Urban gardening without petrochemicals is a smart idea but probably not enough to save us, even putting aside for a moment human nature (including greed, laziness, unwillingness to change, short-term thinking, unwillingness to believe the facts smacking us right in the face, aversion to physical labor, the urge to steal ripe tomatoes out of someone’s yard if they aren't looking, and so on). Maybe back when Jimmy Carter realized what was what and got the US to drive 55 (remember that gas-saving idea, fellow oldsters? Lasted for an eyeblink), there was still a remote chance of doing that if we rapidly added other measures like nationwide electric trains (totally doable with today’s tech, and totally nowhere on any infrastructure plan), different sorts of farm subsidies that punish petrochemical use, monoculture farming, and reward growing edible foods to sell locally, a move to 50 mpg cars within five years, and so on. We didn’t do it then, and we know more now and are closer to the end of oil now, and we’re still not doing it! Admit it: we suck at this kind of thing.
Former President Carter |
Some people think the last possible time to act was the beginning of the industrial revolution. Thinking along those lines, I’d counter that perhaps the last moment to call a halt and reconsider would have even been the invention of grain agriculture, which put us on the road to here. But back then, they didn’t know diddly-squat about...well, anything they’d have needed to know that might have stopped them from taking that step onto the slippery slope. They thought the world was flat and ended 100 miles away, and I’m sure they saw some tar pits, but sensibly they thought those were things to avoid, not exploit. Having more of their children survive to adulthood via farming seemed a good thing (and why shouldn’t it have?) and not also the first step on the road to runaway overpopulation that would lead to population growth, the discovery of oil, and very bad results of the end of oil in the long term.
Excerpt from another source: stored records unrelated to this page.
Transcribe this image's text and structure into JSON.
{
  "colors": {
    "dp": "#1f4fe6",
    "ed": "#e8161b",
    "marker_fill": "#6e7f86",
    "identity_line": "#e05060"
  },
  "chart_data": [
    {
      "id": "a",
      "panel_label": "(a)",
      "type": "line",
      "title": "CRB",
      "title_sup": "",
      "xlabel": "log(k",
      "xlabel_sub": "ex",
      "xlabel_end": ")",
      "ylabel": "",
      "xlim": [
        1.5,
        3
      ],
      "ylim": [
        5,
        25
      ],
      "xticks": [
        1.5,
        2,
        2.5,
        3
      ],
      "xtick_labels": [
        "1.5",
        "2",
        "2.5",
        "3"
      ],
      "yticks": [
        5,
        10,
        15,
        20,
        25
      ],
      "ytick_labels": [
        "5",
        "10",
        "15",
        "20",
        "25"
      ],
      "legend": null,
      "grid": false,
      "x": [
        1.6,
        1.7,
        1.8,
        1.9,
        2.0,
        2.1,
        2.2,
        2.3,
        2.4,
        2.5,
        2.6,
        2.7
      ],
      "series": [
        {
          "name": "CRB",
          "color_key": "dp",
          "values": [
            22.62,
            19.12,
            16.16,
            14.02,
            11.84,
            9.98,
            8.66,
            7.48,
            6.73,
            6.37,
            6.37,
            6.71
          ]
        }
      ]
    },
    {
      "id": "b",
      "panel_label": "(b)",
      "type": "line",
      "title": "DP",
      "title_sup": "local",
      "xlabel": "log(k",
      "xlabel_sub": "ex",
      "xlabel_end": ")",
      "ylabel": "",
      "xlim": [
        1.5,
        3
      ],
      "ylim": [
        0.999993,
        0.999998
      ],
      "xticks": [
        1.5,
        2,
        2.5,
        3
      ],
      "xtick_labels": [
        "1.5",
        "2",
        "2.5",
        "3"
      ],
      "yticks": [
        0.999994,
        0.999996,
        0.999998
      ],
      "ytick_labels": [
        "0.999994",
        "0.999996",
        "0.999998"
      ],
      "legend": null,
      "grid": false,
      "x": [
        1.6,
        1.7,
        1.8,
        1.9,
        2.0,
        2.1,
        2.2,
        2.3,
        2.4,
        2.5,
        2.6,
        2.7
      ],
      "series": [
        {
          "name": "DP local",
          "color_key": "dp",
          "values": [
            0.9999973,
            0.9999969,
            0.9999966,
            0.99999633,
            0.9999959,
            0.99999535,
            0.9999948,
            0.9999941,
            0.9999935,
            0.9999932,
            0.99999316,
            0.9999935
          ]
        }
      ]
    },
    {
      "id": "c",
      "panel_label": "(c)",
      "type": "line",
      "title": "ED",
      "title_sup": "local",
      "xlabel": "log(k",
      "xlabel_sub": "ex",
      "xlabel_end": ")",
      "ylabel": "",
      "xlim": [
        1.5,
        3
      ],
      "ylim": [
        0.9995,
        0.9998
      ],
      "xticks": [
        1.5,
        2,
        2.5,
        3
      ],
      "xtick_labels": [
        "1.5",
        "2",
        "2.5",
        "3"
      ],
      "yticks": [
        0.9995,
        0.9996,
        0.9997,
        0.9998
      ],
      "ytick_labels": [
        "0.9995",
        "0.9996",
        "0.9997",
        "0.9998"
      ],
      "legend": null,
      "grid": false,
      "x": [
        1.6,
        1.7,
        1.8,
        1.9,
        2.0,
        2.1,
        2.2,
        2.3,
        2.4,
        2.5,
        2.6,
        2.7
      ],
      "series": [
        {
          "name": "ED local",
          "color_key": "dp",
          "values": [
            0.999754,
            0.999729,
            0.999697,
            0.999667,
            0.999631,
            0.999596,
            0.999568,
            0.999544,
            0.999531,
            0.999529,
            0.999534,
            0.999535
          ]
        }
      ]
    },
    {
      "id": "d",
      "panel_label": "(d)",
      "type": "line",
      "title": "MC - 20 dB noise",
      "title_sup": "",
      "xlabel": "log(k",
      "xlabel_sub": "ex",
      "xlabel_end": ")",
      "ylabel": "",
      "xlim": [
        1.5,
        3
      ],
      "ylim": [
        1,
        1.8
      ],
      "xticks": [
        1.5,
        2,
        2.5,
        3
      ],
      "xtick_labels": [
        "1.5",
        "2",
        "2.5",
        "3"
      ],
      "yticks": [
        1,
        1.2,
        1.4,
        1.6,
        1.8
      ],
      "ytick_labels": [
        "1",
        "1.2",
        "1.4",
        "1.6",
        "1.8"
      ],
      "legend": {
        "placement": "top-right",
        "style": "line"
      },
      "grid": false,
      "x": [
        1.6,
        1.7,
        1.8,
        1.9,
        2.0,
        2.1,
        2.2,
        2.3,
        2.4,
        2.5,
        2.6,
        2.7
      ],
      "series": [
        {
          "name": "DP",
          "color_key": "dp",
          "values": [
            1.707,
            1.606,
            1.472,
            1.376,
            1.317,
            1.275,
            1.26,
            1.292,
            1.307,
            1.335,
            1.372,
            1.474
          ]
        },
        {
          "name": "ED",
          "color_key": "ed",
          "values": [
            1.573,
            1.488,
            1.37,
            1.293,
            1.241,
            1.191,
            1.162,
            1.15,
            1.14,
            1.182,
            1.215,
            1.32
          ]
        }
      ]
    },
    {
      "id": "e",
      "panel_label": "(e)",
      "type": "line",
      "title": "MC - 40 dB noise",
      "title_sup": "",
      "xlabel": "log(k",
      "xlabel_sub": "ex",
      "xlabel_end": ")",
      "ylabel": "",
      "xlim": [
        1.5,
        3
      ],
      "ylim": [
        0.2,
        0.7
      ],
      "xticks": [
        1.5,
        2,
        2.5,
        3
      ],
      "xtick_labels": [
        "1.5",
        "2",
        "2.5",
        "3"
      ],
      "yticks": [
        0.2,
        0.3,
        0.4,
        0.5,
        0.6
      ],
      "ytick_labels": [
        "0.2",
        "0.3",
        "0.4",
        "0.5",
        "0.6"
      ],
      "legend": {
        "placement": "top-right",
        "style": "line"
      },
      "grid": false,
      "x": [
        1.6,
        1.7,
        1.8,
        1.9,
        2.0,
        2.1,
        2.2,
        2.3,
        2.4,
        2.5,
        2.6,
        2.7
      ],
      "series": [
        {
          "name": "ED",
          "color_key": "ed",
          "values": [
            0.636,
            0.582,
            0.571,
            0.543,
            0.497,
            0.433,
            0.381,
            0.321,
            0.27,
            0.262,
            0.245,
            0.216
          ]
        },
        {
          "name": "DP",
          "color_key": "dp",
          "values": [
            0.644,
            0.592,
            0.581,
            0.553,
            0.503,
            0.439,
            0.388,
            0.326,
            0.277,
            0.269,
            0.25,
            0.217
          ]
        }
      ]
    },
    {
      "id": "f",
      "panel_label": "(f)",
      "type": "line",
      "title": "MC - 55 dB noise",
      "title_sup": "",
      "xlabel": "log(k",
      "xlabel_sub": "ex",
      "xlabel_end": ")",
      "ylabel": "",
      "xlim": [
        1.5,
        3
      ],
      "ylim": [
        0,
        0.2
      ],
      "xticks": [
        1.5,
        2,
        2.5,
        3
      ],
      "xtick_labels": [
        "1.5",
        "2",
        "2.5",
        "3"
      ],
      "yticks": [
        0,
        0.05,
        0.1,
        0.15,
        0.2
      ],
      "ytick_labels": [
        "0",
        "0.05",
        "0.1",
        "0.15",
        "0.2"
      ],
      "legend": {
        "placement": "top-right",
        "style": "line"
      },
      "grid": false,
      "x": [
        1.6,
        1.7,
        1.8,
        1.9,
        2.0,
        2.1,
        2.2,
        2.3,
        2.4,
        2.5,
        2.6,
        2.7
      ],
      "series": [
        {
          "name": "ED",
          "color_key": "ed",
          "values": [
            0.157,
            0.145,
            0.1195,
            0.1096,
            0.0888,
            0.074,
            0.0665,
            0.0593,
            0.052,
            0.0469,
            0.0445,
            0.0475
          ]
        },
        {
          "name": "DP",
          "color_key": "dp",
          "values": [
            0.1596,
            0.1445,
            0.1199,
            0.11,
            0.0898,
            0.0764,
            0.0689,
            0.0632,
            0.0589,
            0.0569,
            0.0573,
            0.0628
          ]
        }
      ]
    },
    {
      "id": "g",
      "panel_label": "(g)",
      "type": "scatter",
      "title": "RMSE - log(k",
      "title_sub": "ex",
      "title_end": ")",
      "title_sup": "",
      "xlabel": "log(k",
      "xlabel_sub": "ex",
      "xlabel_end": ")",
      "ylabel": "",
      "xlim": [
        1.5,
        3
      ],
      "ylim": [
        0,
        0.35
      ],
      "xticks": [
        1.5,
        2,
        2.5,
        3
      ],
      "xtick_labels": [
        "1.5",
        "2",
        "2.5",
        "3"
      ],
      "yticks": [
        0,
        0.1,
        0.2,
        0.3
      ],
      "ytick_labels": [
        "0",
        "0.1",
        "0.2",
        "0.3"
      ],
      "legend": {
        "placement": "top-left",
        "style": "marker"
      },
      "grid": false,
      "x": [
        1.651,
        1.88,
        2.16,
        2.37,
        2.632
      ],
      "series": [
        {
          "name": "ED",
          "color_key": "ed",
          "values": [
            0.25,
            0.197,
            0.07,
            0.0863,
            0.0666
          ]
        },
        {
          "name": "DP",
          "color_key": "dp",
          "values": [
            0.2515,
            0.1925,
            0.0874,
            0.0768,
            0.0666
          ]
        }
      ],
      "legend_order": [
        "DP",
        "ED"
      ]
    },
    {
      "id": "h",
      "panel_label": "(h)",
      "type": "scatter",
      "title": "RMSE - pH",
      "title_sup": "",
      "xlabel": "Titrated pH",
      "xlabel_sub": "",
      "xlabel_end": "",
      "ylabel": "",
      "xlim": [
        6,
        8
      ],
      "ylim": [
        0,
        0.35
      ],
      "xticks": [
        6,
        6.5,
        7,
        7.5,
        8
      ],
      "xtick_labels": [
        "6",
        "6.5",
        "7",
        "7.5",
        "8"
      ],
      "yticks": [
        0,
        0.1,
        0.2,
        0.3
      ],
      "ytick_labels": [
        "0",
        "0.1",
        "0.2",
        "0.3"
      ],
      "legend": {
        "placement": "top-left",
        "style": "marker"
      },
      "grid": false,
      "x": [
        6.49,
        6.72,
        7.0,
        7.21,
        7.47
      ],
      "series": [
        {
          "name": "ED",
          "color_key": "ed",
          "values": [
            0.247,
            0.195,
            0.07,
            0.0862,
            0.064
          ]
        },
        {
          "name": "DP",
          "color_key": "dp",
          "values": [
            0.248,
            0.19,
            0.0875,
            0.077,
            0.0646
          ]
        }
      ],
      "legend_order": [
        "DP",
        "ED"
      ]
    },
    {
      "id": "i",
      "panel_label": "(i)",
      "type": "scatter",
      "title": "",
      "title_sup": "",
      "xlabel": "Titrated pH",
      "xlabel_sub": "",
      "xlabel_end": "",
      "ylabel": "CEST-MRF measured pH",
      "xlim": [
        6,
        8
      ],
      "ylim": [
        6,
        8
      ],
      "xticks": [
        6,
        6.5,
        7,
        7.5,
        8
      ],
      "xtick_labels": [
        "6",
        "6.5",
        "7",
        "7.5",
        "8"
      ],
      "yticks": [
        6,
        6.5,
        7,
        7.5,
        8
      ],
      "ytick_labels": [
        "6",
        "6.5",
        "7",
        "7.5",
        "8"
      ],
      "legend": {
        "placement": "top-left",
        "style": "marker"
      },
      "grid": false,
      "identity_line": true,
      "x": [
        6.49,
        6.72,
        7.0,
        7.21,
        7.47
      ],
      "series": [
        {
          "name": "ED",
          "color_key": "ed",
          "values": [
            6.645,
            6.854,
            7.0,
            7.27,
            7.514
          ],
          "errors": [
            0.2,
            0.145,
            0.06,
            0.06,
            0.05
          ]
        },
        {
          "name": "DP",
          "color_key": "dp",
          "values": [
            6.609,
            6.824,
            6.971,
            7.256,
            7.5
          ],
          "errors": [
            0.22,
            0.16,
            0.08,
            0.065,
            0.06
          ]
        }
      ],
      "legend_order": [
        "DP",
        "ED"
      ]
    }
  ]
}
Do you have no hope about a sane, rapid transition away from oil that doesn’t involve eventual cannibalism and billions starving and so on?
Sure. Mother Nature could unleash a pandemic on us that kills 95% of the population and renders 95% of the remainder infertile. That would help quite a bit. But I’m not sure that’s exactly “optimistic” or hopeful in the way you might wish, though it might be a little better to die of a viral respiratory disease than to be eaten by cannibals. (Never having experienced either, I’m only guessing at their relative merits, of course.) And, even if that pandemic happened, gas would still run out in several centuries--but in that case we might have been given the time to create a more gentle transition to the post-oil world. Are humans capable of becoming anything but short-sighted and greedy so that after the pandemic the ones left would use that time wisely and in that way? History doesn’t make me an optimist, but we’ve done great things before (like democracy and the internet and getting to the moon) so who knows?
Ack! You’re a horrible person, Lou! Can’t you say one positive thing about anything?
Sure. I’m really quite a cheerful person. It’s a nice day, I’m healthy and in no physical pain, and I hope you can say that too. Pour yourself a margarita if you drink alcohol, and re-watch your favorite comedy movie, and if someone close at hand loves you, enjoy laughing with him or her. Kiss your dog or cat or parakeet. Any day we’re not being buried or cremated is a fine day. Be grateful, as I am, that your life is being lived in this amazing, brief window when petroleum drove all this technology and easy living. “Alexa? Give me a recipe for margaritas.”